The MacBook Neo just came out. It looks great. Fun colours, low price. It’s objectively better in every way than my M1 MacBook Air.

I could use it for Xcode, but I’m going to have a nicer experience for everything else on an iPad with Magic Keyboard. The non-touch, non-convertible laptop is a dated form factor - it will always feel crippled in basic HCI terms vs an iPad. I feel measurably more comfortable having the ability to between input methods as I use my computer. I don’t want one of these 2010s-era laptops in 2026.

I still can’t justify buying a computer just for Xcode, and that’s immensely frustrating. I’m a coder! I love building tools. So I find myself considering other options more and more:

  • Maybe a Surface or Linux tablet would let me build apps and have a nice form factor. 🤔
  • Compose Multiplatform could let me build apps in Android desktop mode via the Linux subsystem and have them run on iOS too. 🤔

Why would I buy a sucky laptop for coding, when there’s so many innovative options to try out there?


Apple should see this inability to escape macOS and the laptop form factor as a serious problem.

They launched a whole new platform recently. Vision Pro. An AR workstation computer! A Mac-like approach, floating windows.

What did people do with it? They used it as an expensive monitor. For their Mac laptops.

This is a massive waste of potential, and a massive amount of money left on the table.

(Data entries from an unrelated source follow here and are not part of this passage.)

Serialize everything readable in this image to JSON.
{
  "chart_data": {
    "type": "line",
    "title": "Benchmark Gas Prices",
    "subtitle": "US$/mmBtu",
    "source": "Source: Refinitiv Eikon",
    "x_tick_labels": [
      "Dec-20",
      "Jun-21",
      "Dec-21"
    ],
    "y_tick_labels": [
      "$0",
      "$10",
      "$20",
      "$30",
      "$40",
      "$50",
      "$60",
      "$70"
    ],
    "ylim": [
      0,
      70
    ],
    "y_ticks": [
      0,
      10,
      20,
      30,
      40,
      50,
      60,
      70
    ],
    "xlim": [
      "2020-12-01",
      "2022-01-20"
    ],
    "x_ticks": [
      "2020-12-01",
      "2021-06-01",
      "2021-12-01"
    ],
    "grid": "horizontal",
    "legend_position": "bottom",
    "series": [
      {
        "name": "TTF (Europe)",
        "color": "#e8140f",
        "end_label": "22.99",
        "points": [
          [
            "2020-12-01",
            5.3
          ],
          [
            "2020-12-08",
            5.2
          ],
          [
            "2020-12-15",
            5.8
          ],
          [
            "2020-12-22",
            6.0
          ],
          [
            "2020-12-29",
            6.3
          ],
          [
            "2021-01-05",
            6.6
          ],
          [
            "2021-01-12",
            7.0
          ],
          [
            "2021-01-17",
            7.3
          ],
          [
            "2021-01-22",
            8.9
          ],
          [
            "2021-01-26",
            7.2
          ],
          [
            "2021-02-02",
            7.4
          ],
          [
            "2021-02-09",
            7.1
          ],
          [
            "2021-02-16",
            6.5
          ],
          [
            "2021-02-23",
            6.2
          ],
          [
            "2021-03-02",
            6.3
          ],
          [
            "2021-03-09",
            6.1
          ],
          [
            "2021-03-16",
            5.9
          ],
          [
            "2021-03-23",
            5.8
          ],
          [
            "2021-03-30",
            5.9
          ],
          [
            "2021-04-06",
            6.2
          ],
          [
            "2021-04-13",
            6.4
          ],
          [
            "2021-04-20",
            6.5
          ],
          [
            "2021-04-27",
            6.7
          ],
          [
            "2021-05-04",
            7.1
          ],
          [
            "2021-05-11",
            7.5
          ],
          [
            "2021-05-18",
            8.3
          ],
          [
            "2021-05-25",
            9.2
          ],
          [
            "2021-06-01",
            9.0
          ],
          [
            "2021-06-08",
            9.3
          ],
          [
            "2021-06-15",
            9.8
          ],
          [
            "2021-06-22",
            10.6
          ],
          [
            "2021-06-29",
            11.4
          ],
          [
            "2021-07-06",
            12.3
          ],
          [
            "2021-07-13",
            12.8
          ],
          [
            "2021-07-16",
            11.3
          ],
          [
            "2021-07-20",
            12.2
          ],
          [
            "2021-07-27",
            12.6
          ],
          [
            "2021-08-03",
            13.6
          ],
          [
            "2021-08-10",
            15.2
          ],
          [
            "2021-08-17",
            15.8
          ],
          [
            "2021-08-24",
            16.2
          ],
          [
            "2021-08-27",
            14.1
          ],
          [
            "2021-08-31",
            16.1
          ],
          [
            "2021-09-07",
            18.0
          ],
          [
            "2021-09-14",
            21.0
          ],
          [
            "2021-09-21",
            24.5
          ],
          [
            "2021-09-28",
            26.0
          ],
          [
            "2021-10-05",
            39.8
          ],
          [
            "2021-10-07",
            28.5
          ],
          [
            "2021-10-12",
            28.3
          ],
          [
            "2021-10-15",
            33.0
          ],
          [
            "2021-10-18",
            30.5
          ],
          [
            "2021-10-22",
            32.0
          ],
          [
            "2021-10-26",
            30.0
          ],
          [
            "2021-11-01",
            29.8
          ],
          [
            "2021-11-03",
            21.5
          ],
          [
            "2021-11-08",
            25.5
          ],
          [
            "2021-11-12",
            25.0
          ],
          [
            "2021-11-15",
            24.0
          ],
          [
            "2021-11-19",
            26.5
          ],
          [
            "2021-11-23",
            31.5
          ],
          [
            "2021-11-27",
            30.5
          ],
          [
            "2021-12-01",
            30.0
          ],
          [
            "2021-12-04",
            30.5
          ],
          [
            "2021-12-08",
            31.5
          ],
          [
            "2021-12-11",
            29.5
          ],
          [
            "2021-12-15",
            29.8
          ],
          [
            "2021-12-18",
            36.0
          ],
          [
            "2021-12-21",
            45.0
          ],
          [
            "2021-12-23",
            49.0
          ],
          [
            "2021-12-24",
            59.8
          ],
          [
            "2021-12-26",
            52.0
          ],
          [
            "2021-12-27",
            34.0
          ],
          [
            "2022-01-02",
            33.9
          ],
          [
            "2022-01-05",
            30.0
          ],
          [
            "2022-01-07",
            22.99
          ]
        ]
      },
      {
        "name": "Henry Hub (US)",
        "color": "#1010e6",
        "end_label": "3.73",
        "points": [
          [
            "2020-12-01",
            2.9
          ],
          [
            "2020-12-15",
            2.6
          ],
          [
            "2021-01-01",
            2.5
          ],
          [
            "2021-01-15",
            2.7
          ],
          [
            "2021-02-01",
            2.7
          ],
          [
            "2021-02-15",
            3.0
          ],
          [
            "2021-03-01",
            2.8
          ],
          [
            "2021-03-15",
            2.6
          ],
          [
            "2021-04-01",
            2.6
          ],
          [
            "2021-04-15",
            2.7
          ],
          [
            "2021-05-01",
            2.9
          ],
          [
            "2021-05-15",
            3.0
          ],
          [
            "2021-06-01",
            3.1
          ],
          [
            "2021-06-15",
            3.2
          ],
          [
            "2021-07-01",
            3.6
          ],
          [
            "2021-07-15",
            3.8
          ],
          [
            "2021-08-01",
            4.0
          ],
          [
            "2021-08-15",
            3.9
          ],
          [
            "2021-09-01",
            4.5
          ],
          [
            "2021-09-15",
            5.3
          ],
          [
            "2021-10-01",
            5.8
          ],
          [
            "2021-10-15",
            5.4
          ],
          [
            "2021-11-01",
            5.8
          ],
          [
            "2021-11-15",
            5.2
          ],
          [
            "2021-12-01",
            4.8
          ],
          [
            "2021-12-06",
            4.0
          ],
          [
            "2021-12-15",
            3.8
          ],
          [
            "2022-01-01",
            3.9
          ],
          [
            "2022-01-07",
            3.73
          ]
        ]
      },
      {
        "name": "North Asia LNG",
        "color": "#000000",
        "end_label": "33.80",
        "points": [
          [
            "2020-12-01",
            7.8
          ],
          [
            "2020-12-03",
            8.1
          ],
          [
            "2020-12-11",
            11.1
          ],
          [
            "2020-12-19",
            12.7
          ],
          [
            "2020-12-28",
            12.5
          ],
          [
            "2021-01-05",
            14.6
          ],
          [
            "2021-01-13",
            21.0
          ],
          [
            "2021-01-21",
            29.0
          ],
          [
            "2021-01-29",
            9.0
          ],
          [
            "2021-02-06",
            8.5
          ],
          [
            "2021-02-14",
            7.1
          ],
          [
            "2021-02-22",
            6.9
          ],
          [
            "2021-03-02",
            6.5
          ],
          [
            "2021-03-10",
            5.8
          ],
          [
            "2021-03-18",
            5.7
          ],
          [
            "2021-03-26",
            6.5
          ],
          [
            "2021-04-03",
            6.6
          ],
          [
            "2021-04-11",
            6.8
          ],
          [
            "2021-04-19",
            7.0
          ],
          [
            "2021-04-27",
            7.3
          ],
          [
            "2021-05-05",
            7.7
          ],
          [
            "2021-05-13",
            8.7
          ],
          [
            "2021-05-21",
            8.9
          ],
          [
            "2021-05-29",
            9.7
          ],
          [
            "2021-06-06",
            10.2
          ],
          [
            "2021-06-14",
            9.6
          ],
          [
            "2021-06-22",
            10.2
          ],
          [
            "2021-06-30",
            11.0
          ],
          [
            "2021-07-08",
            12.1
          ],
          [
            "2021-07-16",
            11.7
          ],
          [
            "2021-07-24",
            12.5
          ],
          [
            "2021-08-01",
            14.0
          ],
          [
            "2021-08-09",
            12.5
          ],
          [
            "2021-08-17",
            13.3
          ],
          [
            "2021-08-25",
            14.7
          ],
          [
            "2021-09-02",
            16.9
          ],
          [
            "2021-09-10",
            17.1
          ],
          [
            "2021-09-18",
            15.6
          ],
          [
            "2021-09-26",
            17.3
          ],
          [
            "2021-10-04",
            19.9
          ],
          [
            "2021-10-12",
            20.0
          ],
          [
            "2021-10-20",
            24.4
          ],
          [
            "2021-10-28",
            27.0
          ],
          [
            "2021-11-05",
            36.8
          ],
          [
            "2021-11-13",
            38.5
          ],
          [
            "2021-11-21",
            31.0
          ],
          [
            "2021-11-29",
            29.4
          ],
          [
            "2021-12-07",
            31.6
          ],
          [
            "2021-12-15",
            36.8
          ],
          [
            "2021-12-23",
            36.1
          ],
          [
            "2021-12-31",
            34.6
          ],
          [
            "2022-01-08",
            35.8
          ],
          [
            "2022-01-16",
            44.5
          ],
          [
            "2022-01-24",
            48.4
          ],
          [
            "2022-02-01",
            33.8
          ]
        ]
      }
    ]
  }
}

But to the contrary, I feel like so many ’tech enthusiasts’ are buying into the idea that Apple doesn’t need to innovate - the laptop form factor is the holy grail for ‘getting work done’, ignoring that many professionals’ needs are simply not met by old-style laptops, and not all professionals sit at a desk. Shudder to think we could try making incremental improvements to the status quo.

People say just ‘get a Mac and an iPad’ or even ‘just get a Mac’ as if obviously you should buy the same hardware a second time, or accept compromises.

Almost no-one in the UK outside of tech uses iPhones, or Macs. I wonder why. Are they well-made? Yes. Are they powerful? Yes. Are they making innovative new products that redefine how people use computers? Not by a long shot.

Are they saving me money?

Should normal people care about, and empty their wallet for, powerful and well-made but totally boring commodity products?


Somewhere along the way, we’ve lost ‘Apple’. Now we have a new ‘Apple Computer, Inc’ - big and corporate, and stuck in the past.